Scott G Winterton,
Current Utah State Prison location Friday, Feb. 27, 2015, in Draper Utah.

What is the purpose of moving the Utah State Prison from Draper? The stated objective has changed over time. Today I challenge four of the many myths perpetuated by the Prison Relocation Commission (PRC).

Myth 1: If the prison is not moved, the $1.8 billion economic output to the state will not happen.

It is a fallacy to say if a company can’t come to the prison land in Draper, they won’t come at all. Looking at what is happening in northern Utah County with companies such as Adobe, Xactware, Ancestry, VivintSolar, Oracle and others clearly shows this myth is not true. Investing in Mountain View Corridor would open thousands of acres of land for development rather than simply putting a billion dollars into developing 680 acres in Draper. Currently there are over 3 million square feet of vacant commercial real estate in Draper.

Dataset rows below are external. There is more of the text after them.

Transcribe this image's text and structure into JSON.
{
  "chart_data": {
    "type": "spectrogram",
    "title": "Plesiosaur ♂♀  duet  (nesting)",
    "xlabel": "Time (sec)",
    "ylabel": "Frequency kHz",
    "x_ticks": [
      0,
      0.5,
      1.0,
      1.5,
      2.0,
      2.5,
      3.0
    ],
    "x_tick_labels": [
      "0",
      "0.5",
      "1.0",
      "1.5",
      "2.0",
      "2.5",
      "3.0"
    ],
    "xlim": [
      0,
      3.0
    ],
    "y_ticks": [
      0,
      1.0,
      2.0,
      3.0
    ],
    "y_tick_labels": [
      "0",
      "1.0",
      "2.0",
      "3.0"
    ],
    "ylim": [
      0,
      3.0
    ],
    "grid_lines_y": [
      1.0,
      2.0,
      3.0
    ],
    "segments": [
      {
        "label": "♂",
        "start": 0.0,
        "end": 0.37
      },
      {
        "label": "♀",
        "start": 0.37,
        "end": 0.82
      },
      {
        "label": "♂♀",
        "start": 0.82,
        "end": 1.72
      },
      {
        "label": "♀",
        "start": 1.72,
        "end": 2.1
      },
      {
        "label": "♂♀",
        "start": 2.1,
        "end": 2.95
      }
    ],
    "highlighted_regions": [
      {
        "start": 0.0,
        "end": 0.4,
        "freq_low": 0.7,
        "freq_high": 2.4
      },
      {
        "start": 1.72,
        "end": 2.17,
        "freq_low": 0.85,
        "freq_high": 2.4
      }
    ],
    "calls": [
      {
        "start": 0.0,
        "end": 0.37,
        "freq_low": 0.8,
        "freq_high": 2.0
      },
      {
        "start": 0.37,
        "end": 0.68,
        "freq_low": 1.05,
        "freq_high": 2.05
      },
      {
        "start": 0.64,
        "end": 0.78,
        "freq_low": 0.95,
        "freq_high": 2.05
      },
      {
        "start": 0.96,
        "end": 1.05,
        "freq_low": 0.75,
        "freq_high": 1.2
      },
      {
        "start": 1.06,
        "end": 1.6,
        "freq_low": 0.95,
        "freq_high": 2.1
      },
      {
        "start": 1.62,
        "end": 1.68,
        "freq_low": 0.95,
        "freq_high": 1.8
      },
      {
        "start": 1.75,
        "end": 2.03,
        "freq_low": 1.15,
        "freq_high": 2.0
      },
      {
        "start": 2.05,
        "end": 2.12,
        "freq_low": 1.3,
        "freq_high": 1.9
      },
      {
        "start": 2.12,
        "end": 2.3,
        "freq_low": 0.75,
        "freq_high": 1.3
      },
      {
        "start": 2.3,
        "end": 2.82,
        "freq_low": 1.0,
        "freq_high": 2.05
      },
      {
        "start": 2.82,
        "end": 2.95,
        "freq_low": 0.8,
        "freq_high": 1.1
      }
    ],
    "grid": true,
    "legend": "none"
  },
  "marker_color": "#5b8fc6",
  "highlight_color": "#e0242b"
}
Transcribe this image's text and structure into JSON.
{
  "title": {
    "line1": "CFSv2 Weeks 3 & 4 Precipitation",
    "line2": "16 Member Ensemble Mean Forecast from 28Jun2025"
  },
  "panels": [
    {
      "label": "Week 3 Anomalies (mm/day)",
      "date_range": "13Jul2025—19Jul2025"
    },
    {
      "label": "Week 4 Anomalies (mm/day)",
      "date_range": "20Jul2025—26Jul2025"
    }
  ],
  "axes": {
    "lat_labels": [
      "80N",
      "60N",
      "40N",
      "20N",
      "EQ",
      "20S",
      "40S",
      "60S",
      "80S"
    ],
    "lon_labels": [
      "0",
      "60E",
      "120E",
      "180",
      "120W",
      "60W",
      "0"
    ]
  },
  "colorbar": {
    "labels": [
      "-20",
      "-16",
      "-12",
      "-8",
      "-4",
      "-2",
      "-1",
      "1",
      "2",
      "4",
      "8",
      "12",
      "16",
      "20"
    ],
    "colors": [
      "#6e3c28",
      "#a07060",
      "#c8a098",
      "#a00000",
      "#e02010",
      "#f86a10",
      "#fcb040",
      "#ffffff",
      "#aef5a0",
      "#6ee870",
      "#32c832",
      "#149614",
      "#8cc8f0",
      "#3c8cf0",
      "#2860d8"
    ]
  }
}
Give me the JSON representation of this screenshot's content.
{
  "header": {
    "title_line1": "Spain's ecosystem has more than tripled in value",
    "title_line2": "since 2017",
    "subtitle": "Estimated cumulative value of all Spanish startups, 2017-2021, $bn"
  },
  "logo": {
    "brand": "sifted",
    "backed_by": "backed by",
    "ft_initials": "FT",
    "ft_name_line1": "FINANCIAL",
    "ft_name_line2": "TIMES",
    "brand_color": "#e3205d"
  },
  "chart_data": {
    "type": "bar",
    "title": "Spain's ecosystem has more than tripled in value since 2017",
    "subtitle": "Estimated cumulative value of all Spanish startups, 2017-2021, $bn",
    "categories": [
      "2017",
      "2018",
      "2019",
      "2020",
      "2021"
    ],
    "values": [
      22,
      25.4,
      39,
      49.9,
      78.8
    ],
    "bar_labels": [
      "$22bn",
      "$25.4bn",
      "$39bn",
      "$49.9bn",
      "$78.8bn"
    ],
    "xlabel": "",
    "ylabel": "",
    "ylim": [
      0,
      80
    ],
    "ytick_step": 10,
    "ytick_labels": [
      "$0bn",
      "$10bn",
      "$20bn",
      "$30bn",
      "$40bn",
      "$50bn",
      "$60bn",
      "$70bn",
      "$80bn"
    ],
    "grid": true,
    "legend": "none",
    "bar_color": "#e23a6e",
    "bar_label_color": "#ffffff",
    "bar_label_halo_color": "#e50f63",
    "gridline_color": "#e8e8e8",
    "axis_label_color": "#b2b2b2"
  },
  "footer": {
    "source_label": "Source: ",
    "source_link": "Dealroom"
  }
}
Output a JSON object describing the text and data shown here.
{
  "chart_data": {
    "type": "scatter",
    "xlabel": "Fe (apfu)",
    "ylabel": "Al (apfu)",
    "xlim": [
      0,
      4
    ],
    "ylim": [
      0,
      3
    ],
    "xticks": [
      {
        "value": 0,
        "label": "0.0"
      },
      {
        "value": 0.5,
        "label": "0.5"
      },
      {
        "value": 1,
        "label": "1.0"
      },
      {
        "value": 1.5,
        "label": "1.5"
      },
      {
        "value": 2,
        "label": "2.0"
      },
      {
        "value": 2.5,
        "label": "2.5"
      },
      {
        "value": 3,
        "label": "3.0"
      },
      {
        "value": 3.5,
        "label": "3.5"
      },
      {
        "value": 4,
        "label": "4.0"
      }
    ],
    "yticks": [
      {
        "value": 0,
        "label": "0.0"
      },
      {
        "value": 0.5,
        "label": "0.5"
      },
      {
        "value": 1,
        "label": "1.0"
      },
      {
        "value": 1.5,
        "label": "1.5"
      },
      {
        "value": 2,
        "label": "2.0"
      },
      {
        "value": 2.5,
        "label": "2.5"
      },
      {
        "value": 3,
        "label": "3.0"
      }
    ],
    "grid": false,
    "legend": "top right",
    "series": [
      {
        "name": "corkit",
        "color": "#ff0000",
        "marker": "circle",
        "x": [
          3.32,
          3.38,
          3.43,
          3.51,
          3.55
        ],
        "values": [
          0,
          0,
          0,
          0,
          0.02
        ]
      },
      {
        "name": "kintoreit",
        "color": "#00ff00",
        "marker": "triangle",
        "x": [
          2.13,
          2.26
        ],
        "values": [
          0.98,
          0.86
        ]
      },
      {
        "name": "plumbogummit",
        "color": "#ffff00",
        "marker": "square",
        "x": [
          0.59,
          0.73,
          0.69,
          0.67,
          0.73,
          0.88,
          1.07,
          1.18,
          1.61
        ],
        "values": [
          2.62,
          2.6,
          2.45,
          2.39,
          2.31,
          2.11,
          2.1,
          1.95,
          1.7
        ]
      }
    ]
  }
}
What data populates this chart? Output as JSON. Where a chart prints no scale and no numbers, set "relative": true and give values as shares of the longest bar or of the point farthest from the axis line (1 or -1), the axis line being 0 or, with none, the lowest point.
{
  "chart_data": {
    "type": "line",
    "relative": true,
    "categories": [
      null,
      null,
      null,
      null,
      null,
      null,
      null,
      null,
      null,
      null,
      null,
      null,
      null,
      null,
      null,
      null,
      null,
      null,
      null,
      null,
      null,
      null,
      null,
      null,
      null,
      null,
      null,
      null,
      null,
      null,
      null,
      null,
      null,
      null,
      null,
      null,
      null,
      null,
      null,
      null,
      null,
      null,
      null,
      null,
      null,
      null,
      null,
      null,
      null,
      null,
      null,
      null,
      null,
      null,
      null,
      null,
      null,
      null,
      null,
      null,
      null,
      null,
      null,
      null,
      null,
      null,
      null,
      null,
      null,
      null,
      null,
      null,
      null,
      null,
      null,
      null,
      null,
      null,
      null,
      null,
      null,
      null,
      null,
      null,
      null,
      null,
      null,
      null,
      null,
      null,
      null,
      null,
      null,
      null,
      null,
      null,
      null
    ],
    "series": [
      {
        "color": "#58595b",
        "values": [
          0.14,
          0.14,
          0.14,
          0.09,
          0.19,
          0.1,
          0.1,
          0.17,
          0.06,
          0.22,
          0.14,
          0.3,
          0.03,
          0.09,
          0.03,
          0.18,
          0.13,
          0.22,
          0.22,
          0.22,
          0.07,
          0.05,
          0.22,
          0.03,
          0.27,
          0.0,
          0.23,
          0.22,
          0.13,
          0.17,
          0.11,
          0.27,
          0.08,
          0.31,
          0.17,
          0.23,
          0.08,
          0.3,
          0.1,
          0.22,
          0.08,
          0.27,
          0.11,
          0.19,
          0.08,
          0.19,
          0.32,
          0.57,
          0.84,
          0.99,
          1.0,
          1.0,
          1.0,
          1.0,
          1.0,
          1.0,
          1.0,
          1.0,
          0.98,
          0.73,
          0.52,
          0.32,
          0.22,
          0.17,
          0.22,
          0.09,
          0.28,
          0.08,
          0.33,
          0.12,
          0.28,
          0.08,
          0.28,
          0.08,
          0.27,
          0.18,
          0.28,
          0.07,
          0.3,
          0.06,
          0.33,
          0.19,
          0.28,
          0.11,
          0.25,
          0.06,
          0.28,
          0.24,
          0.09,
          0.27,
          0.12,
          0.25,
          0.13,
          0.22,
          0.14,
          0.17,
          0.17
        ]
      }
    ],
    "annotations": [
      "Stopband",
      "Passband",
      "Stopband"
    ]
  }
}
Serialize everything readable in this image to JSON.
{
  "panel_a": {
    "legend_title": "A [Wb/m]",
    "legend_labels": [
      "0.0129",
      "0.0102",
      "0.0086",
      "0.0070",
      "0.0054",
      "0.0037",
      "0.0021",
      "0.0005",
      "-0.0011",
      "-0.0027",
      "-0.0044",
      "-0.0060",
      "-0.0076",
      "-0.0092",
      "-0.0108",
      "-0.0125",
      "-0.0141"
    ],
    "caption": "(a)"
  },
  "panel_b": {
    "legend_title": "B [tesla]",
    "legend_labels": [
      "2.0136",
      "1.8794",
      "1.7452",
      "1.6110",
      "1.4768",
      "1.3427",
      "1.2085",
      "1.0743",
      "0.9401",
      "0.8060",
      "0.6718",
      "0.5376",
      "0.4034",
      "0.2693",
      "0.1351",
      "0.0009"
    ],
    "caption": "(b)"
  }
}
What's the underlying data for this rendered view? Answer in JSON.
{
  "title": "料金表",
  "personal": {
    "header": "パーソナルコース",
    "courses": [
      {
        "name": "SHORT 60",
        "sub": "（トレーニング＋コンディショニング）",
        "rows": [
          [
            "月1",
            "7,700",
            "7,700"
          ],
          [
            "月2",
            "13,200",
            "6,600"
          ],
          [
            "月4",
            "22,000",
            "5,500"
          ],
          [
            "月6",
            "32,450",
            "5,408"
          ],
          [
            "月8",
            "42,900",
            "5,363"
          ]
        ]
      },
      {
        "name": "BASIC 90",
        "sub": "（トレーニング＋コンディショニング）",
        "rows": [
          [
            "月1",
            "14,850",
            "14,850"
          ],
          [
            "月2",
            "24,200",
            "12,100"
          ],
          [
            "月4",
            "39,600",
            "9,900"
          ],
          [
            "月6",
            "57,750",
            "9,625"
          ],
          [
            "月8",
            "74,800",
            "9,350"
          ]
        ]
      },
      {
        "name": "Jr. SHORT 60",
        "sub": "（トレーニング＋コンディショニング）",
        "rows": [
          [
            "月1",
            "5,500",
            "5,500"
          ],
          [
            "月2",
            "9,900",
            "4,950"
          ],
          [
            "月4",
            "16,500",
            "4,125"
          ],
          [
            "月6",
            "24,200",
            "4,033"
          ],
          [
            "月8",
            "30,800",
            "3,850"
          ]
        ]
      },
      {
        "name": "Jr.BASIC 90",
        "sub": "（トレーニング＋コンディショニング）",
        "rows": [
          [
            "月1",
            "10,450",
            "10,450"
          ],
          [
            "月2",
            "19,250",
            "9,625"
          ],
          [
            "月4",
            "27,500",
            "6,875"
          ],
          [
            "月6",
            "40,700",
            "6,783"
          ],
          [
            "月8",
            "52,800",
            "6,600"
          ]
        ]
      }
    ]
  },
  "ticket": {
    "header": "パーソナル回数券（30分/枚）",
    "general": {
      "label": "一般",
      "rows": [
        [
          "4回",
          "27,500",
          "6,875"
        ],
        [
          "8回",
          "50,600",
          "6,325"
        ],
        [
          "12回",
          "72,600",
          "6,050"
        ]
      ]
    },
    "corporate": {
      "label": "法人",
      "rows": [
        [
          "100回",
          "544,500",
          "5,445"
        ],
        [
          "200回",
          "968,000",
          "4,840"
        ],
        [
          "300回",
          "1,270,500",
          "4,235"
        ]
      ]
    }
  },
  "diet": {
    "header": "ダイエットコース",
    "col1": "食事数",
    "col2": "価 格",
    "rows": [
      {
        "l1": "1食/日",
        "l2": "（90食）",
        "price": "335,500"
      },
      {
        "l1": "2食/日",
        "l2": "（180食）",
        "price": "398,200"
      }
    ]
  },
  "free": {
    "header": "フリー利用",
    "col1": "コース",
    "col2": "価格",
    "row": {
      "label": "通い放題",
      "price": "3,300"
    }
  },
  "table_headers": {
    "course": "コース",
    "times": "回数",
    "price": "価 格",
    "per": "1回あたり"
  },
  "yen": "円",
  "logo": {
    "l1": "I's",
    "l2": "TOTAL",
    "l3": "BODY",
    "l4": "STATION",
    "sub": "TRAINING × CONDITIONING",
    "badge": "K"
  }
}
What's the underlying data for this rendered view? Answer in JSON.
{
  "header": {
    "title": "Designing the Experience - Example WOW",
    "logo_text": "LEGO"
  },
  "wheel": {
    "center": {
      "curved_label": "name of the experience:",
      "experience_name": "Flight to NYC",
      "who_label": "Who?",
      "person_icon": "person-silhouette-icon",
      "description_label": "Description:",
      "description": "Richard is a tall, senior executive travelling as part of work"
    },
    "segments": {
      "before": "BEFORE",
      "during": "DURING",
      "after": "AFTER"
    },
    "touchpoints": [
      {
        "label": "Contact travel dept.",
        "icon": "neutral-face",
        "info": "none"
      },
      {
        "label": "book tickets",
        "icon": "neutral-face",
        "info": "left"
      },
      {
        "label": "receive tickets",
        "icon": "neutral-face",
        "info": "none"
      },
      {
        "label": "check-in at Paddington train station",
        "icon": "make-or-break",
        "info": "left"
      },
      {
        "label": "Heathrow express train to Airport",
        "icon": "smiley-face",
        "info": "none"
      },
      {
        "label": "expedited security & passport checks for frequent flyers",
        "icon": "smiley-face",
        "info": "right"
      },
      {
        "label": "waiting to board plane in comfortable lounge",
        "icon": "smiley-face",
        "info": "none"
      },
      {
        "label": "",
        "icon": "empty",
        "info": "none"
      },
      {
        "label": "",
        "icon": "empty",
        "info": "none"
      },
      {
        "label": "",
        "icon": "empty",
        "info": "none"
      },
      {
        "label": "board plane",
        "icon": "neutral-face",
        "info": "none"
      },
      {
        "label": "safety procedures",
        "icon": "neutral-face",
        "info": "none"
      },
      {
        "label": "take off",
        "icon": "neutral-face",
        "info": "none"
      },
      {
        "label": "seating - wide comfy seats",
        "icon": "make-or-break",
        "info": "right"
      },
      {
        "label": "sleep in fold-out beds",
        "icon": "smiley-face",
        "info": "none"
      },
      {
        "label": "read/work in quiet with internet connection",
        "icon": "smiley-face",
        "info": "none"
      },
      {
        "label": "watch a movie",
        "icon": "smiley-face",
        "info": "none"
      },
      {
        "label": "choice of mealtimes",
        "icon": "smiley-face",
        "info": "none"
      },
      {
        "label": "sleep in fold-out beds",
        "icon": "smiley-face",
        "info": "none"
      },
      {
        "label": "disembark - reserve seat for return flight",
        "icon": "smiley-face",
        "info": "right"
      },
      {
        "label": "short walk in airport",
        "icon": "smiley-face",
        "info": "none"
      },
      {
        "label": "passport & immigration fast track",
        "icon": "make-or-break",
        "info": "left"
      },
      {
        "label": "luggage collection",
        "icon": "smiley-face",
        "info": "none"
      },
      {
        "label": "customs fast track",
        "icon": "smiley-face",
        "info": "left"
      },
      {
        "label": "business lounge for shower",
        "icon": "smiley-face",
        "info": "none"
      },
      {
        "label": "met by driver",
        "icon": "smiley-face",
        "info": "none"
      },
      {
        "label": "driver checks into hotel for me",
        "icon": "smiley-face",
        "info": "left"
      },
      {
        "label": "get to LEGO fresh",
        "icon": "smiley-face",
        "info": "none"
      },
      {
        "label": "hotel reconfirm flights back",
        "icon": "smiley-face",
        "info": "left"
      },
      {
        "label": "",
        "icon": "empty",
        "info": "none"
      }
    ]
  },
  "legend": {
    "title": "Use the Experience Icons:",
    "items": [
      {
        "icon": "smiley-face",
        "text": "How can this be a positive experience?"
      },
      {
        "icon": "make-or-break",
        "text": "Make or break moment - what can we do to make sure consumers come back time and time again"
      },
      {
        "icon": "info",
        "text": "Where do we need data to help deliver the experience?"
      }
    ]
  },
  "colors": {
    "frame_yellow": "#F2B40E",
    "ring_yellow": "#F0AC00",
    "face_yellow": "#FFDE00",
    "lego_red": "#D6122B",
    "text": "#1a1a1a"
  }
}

Myth 2: The Utah State Prison must be moved to enact meaningful prison reform and reduce recidivism.

People enable reform, not buildings. The Department of Corrections estimates that there would be a 20 percent loss in volunteers if the prison moves. Inmates who receive visitors are 13 percent less likely to re-offend. Moving inmates further away from volunteers, families, medical services, courts and other specialists would not help reform. The Draper site has the infrastructure, access and personnel base needed to assist reform. Building a new prison on-site would meet this objective.

Myth 3: There is not enough land on the Draper site to rebuild the new prison.

The PRC has stated that issues with the power corridor running through the property, as well as existing roads, inhibit the ability to rebuild the prison on-site. However, the map on page 158 of the state-hired consultant MGT of America's January 2014 report shows the Draper property fully developed; every acre is counted in its economic output estimate. Rep. Fred Cox, R-West Valley, an architect, has detailed how this rebuild can be done with the land available on-site.

Myth 4: The sale of the prison land will pay for the move of the prison.

MGT estimates in its 2014 report that the cost of relocation will be “an additional billion in the next 20 years.” PRC Informational Brochure Volume 2 states that to keep the prison in Draper, the cost to “maintain, repair, and replace the aging” facility will be $238 million over 20 years. MGT’s appraisal has the land in Draper valued at $51.3 million. This does not come close to the $1 billion it will cost to relocate. Furthermore, the touted $1.8 billion economic output will not repay the general fund that paid for the prison. Page 175 of the MGT report states, “We note that the economic impact from development of the Draper site is not a direct benefit to the state. Our analysis found that the total annual state and local tax benefits were $94.6 million once the site was fully developed.”

It is the responsibility of Utahns from Logan to St. George to learn the facts about the prison relocation, the process and what it means to you. Poll after poll show the majority of Utahns opposed to the prison relocation. Ultimately, this is a taxpayer issue. It is the largest taxpayer-funded project in Utah history besides the I-15 expansion. All Utahns will pay for it, but only a few Utahns will benefit. This is a prime example of privatizing profits and socializing expenses. The more that comes to light in researching the prison relocation, the more evident it is that it would be a huge mistake and a monumental waste of taxpayer dollars.

Erica Groneman is a leader of No Prison in Eagle Mountain or Fairfield as well as an active member of Keep It In Draper.